The Ministry of Communications and Works, Department of Antiquities, announces the completion of the 2011 investigations at the site of “Klimonas” (Ayios Tychonas, Limassol District). 

The Amathus site at Ayios Tychonas [Credit: Melissa Reynolds]
The investigations were conducted by the French Archaeological Mission led by Jean Guilaine (Collège de France), François Briois (EHESS) and Jean-Denis Vigne (CNRS-Muséum national d’Histoire naturelle).

This year’s investigations have revealed the remains of an impressive, partially subterranean circular building, approximately 10 m. in diameter. 

The building is very similar to the large communal buildings that have been excavated in several villages dated to the second half of the earliest phase of the Neolithic in the Northern Levant (Pre-Pottery Neolithic A, PPNA; from 9500 to 8500 BC), which have been interpreted as buildings for meeting and common storage. 

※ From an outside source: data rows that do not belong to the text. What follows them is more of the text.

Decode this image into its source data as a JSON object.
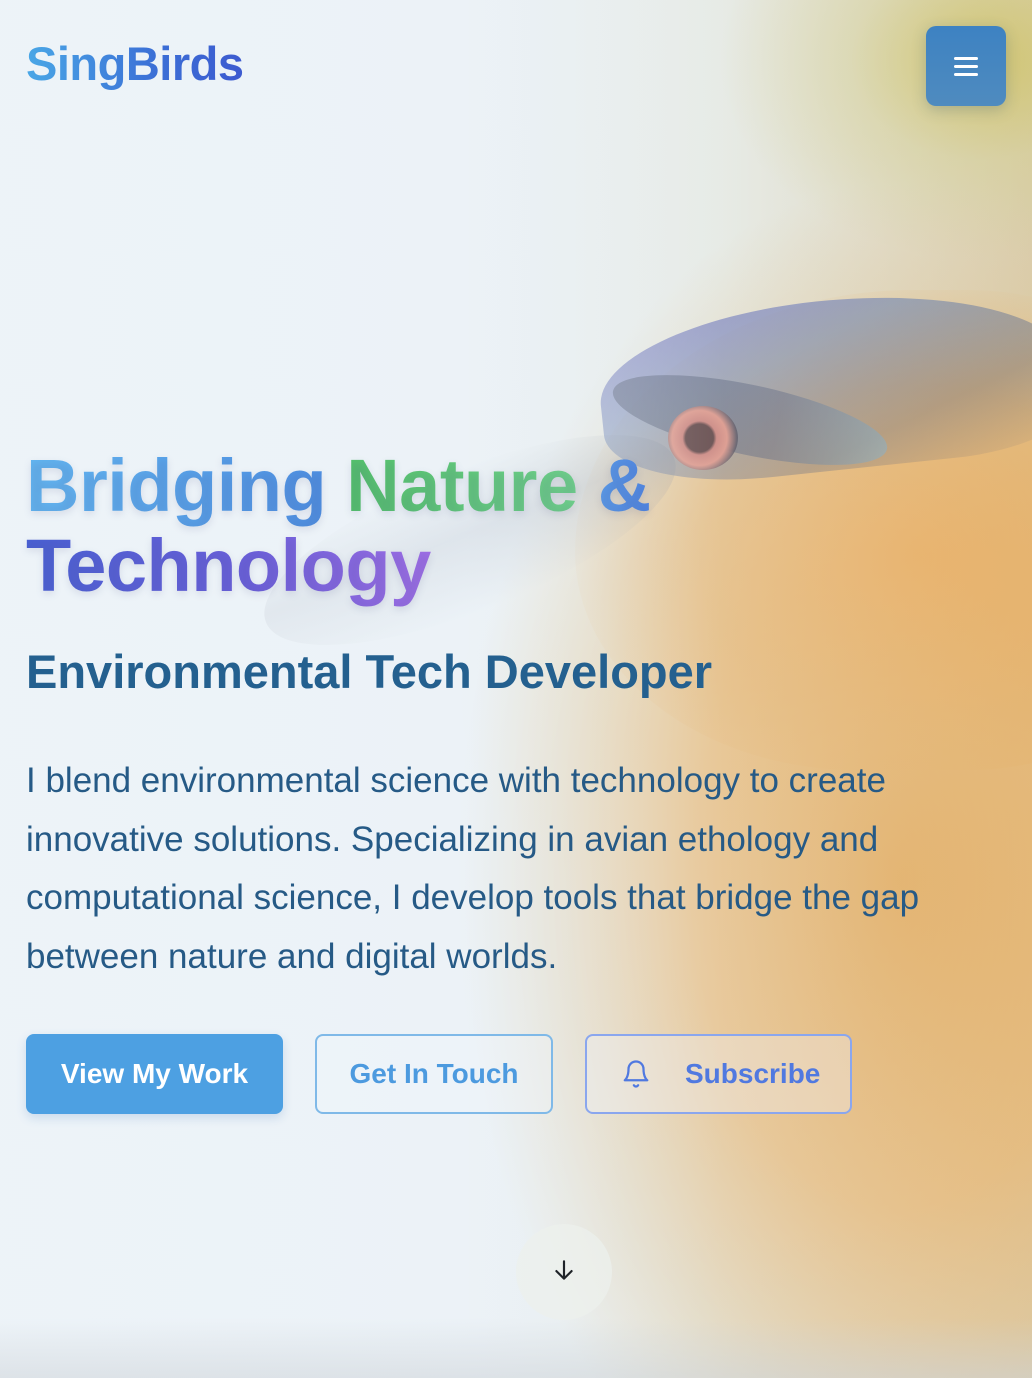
{
  "header": {
    "logo_text": "SingBirds",
    "menu_icon": "hamburger-menu-icon"
  },
  "hero": {
    "headline": {
      "part1": "Bridging",
      "part2": "Nature",
      "part3": "&",
      "part4": "Technology"
    },
    "subtitle": "Environmental Tech Developer",
    "description": "I blend environmental science with technology to create innovative solutions. Specializing in avian ethology and computational science, I develop tools that bridge the gap between nature and digital worlds.",
    "buttons": {
      "primary_label": "View My Work",
      "contact_label": "Get In Touch",
      "subscribe_label": "Subscribe",
      "subscribe_icon": "bell-icon"
    },
    "scroll_icon": "arrow-down-icon"
  },
  "colors": {
    "primary_blue": "#4da0e2",
    "nav_button": "#3d82c2",
    "subtitle_text": "#24608f",
    "body_text": "#265a86",
    "green_accent": "#53c26a",
    "purple_accent": "#9f6ee6"
  }
}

Stone tools, faunal remains and radiocarbon dating have confirmed that the building at Klimonas dates to the first half of the 9th millennium. It is also associated with the remains of several other smaller buildings and with archaeological layers with fire places, most of them not yet excavated.

Until now, the earliest known Neolithic villages in Cyprus are dated to 8300-8400 cal. BC, and have been associated with early cereal and pulse agriculture and with early domestic cattle and goats. 

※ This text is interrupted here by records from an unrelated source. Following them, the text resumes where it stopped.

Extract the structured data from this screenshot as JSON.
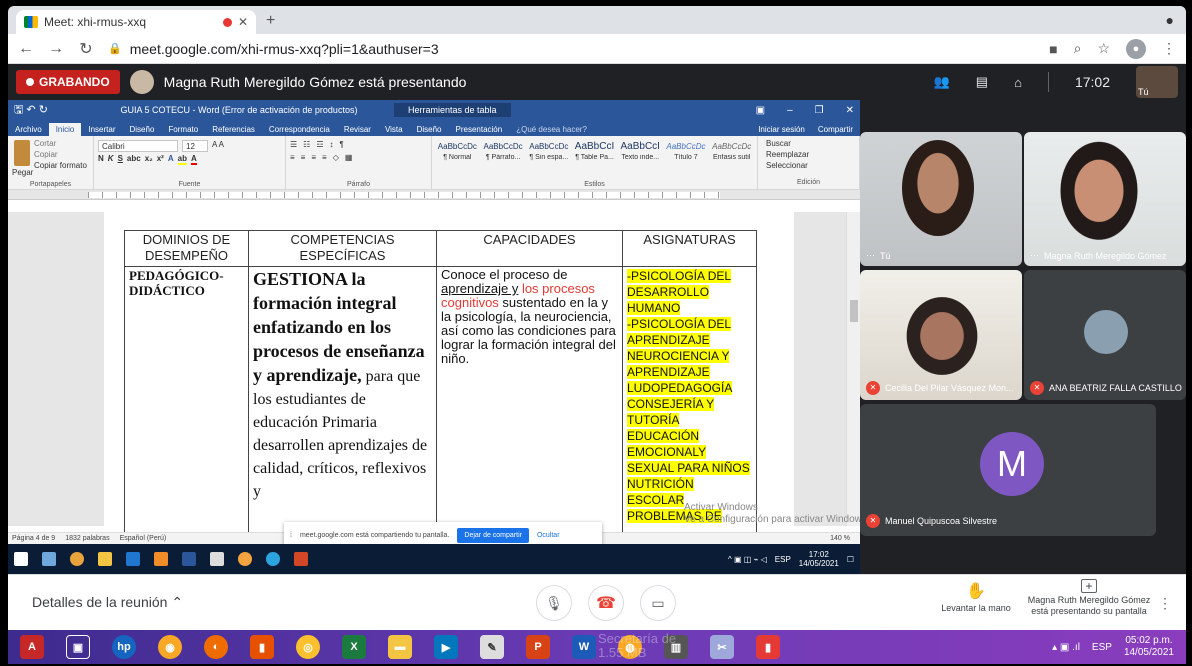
{
  "browser": {
    "tab_title": "Meet: xhi-rmus-xxq",
    "url": "meet.google.com/xhi-rmus-xxq?pli=1&authuser=3"
  },
  "meet_header": {
    "recording_label": "GRABANDO",
    "presenting_text": "Magna Ruth Meregildo Gómez está presentando",
    "clock": "17:02",
    "self_label": "Tú"
  },
  "word": {
    "title": "GUIA 5 COTECU - Word (Error de activación de productos)",
    "tools_context": "Herramientas de tabla",
    "tabs": [
      "Archivo",
      "Inicio",
      "Insertar",
      "Diseño",
      "Formato",
      "Referencias",
      "Correspondencia",
      "Revisar",
      "Vista",
      "Diseño",
      "Presentación"
    ],
    "tell_me": "¿Qué desea hacer?",
    "signin": "Iniciar sesión",
    "share": "Compartir",
    "clipboard": {
      "cut": "Cortar",
      "copy": "Copiar",
      "paste": "Pegar",
      "format": "Copiar formato",
      "group": "Portapapeles"
    },
    "font": {
      "name": "Calibri",
      "size": "12",
      "group": "Fuente"
    },
    "paragraph_group": "Párrafo",
    "styles": [
      {
        "sample": "AaBbCcDc",
        "name": "¶ Normal"
      },
      {
        "sample": "AaBbCcDc",
        "name": "¶ Párrafo..."
      },
      {
        "sample": "AaBbCcDc",
        "name": "¶ Sin espa..."
      },
      {
        "sample": "AaBbCcI",
        "name": "¶ Table Pa..."
      },
      {
        "sample": "AaBbCcI",
        "name": "Texto inde..."
      },
      {
        "sample": "AaBbCcDc",
        "name": "Título 7"
      },
      {
        "sample": "AaBbCcDc",
        "name": "Énfasis sutil"
      }
    ],
    "styles_group": "Estilos",
    "edit": {
      "find": "Buscar",
      "replace": "Reemplazar",
      "select": "Seleccionar",
      "group": "Edición"
    },
    "status": {
      "page": "Página 4 de 9",
      "words": "1832 palabras",
      "lang": "Español (Perú)",
      "zoom": "140 %"
    },
    "table": {
      "headers": [
        "DOMINIOS DE DESEMPEÑO",
        "COMPETENCIAS ESPECÍFICAS",
        "CAPACIDADES",
        "ASIGNATURAS"
      ],
      "col1": "PEDAGÓGICO-DIDÁCTICO",
      "col2_bold": "GESTIONA la formación integral enfatizando en los procesos de enseñanza y aprendizaje,",
      "col2_rest": " para que los estudiantes de educación Primaria desarrollen aprendizajes de calidad, críticos, reflexivos y",
      "col3_a": "Conoce el proceso de ",
      "col3_ul": "aprendizaje y",
      "col3_red": " los procesos cognitivos",
      "col3_b": " sustentado en la y la psicología, la neurociencia, así como las condiciones para lograr la formación integral del niño.",
      "col4": [
        "-PSICOLOGÍA DEL DESARROLLO HUMANO",
        "-PSICOLOGÍA DEL APRENDIZAJE",
        "NEUROCIENCIA Y APRENDIZAJE",
        "LUDOPEDAGOGÍA",
        "CONSEJERÍA Y TUTORÍA",
        "EDUCACIÓN EMOCIONALY SEXUAL PARA NIÑOS",
        "NUTRICIÓN ESCOLAR",
        "PROBLEMAS DE"
      ]
    },
    "watermark": "Activar Windows\nVe a Configuración para activar Windows."
  },
  "sharebar": {
    "text": "meet.google.com está compartiendo tu pantalla.",
    "stop": "Dejar de compartir",
    "hide": "Ocultar"
  },
  "inner_tray": {
    "lang": "ESP",
    "time": "17:02",
    "date": "14/05/2021"
  },
  "participants": [
    {
      "name": "Tú"
    },
    {
      "name": "Magna Ruth Meregildo Gómez"
    },
    {
      "name": "Cecilia Del Pilar Vásquez Mon..."
    },
    {
      "name": "ANA BEATRIZ FALLA CASTILLO"
    },
    {
      "name": "Manuel Quipuscoa Silvestre",
      "initial": "M"
    }
  ],
  "meet_bottom": {
    "details": "Detalles de la reunión",
    "raise_hand": "Levantar la mano",
    "presenting": "Magna Ruth Meregildo Gómez está presentando su pantalla"
  },
  "outer_tray": {
    "lang": "ESP",
    "time": "05:02 p.m.",
    "date": "14/05/2021"
  },
  "outer_ghost": "Secretaría de\n1.55 MB"
}
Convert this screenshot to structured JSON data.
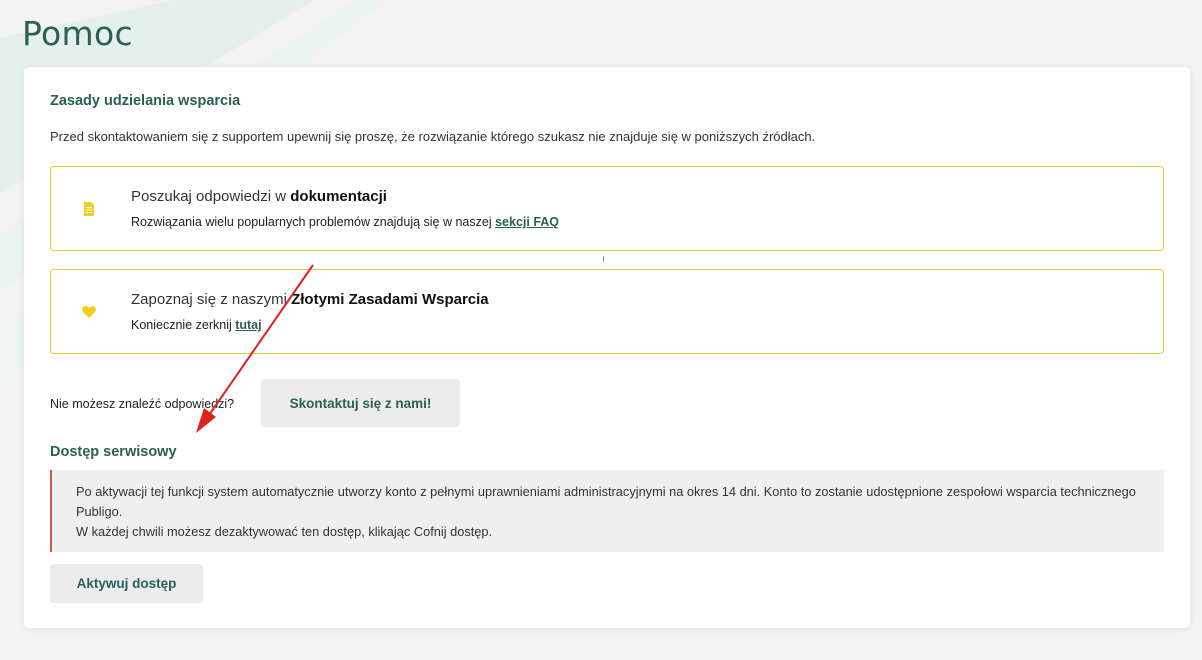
{
  "page": {
    "title": "Pomoc"
  },
  "support_rules": {
    "heading": "Zasady udzielania wsparcia",
    "intro": "Przed skontaktowaniem się z supportem upewnij się proszę, że rozwiązanie którego szukasz nie znajduje się w poniższych źródłach."
  },
  "docs_box": {
    "line1_prefix": "Poszukaj odpowiedzi w ",
    "line1_bold": "dokumentacji",
    "line2_prefix": "Rozwiązania wielu popularnych problemów znajdują się w naszej ",
    "line2_link": "sekcji FAQ"
  },
  "golden_box": {
    "line1_prefix": "Zapoznaj się z naszymi ",
    "line1_bold": "Złotymi Zasadami Wsparcia",
    "line2_prefix": "Koniecznie zerknij ",
    "line2_link": "tutaj"
  },
  "contact": {
    "question": "Nie możesz znaleźć odpowiedzi?",
    "button": "Skontaktuj się z nami!"
  },
  "service_access": {
    "heading": "Dostęp serwisowy",
    "notice_line1": "Po aktywacji tej funkcji system automatycznie utworzy konto z pełnymi uprawnieniami administracyjnymi na okres 14 dni. Konto to zostanie udostępnione zespołowi wsparcia technicznego Publigo.",
    "notice_line2": "W każdej chwili możesz dezaktywować ten dostęp, klikając Cofnij dostęp.",
    "button": "Aktywuj dostęp"
  },
  "colors": {
    "accent": "#2b5f57",
    "box_border": "#e6c92e",
    "icon": "#f2cf1d",
    "notice_border": "#d9534f",
    "annotation_arrow": "#e02020"
  }
}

Archaeologists have recently discovered that people were living in Cyprus before the above date, but they know very little about their way of life. 

The discoveries of the French team at Klimonas indicate that these were sedentary villagers, very similar to those of the late PPNA in the Levant. Future excavations will certainly provide more information concerning the organisation of the village and the way of life (agriculture, animal control) of these earliest Cypriot villagers.